Subsidies in the recently passed farm bill prop up a handful of large agribusinesses at the expense of hundreds of millions of taxpayers. Agencies such as the Export-Import Bank are designed for the sole purpose of dispensing privileges to large, multinational corporations like Boeing. Relocating or expanding firms such as Amazon increasingly expect local governments to shower them with corporate welfare. And big banks grow bigger based on the expectation—established over three decades—that policy makers will not let them fail.

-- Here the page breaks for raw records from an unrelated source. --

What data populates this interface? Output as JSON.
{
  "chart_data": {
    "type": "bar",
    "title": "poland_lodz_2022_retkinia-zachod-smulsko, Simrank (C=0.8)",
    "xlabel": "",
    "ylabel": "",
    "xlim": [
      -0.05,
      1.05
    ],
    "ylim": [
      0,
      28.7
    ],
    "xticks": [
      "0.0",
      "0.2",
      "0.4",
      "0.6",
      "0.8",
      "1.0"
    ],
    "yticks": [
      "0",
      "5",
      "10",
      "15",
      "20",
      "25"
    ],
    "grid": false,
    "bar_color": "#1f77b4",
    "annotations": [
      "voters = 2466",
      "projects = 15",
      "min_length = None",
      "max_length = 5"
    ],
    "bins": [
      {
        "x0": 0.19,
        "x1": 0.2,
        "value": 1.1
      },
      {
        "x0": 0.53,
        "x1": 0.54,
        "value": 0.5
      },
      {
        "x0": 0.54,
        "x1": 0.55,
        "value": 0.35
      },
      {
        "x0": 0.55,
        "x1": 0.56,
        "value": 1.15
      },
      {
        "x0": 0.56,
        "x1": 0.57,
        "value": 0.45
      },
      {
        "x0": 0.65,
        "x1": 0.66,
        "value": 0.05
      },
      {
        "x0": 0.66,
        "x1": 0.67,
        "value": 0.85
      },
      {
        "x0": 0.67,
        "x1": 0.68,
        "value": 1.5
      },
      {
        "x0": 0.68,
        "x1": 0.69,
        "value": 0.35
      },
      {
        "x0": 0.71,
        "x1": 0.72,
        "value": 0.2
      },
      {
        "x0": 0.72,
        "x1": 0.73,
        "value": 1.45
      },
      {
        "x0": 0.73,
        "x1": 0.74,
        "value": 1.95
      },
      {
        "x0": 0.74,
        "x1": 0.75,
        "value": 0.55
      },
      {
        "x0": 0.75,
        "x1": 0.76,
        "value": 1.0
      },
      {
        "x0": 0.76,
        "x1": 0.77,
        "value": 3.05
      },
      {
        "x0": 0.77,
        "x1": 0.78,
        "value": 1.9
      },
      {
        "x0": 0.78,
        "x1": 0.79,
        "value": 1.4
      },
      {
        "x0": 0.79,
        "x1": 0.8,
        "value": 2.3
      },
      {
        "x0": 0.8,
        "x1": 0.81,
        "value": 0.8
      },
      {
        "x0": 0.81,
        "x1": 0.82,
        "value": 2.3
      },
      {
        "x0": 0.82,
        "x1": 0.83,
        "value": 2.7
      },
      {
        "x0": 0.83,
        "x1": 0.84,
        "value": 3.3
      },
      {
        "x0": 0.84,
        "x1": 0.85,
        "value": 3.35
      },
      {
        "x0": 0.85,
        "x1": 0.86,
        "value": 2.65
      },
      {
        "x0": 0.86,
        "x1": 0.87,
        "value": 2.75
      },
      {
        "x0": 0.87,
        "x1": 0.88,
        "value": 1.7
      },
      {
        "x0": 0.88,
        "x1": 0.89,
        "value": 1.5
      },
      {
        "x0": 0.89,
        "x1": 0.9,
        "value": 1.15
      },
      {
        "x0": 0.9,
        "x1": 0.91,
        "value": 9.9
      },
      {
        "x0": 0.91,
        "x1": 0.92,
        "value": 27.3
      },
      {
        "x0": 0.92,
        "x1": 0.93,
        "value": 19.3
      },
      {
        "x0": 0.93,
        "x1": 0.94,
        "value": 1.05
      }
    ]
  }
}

This is not free market capitalism.

It is, as economist Randall Holcombe puts it in his book on “Political Capitalism,” a “system in which the economic and political elite cooperate for their mutual benefit.” The political elite tilt the economic playing field in favor of the economic elite, privileging them through subsidies, regulatory protections, and targeted tax breaks. In exchange, the economic elite then help to ensure that the political elite remain in power. The rest of us pay the bill for this quid pro quo through higher taxes, higher prices, and a less efficient, less dynamic economy.

Unfortunately, many observe this tilted economy and mistake it for free market capitalism. If this is capitalism, they reason, socialism must be better.

It is not.

But that doesn’t mean that we need to be content with the status quo. Genuine free-market capitalism requires a free, and level, economic playing field. No special privileges for politically connected or politically correct firms. There is much to do to make ours an open and level economic playing field.

Could Representatives Ocasio-Cortez and Tlaib help achieve this goal? Lately, they have taken a lot of heat for staking out radical positions on taxes and spending. But their conservative and libertarian critics should also take note of some points of agreement. Both have denounced corporate welfare and Rep. Ocasio-Cortez has been vocal in her opposition to the Amazon HQ2 deal in New York. In this, they have been joined by a chorus of free-market thinkers who are appalled at the government’s selective favoritism. Perhaps these socialists have more in common with free-market advocates than they or their critics realize.

Matthew Mitchell is a senior research fellow and the director of the Mercatus Center at George Mason University’s Equity Initiative.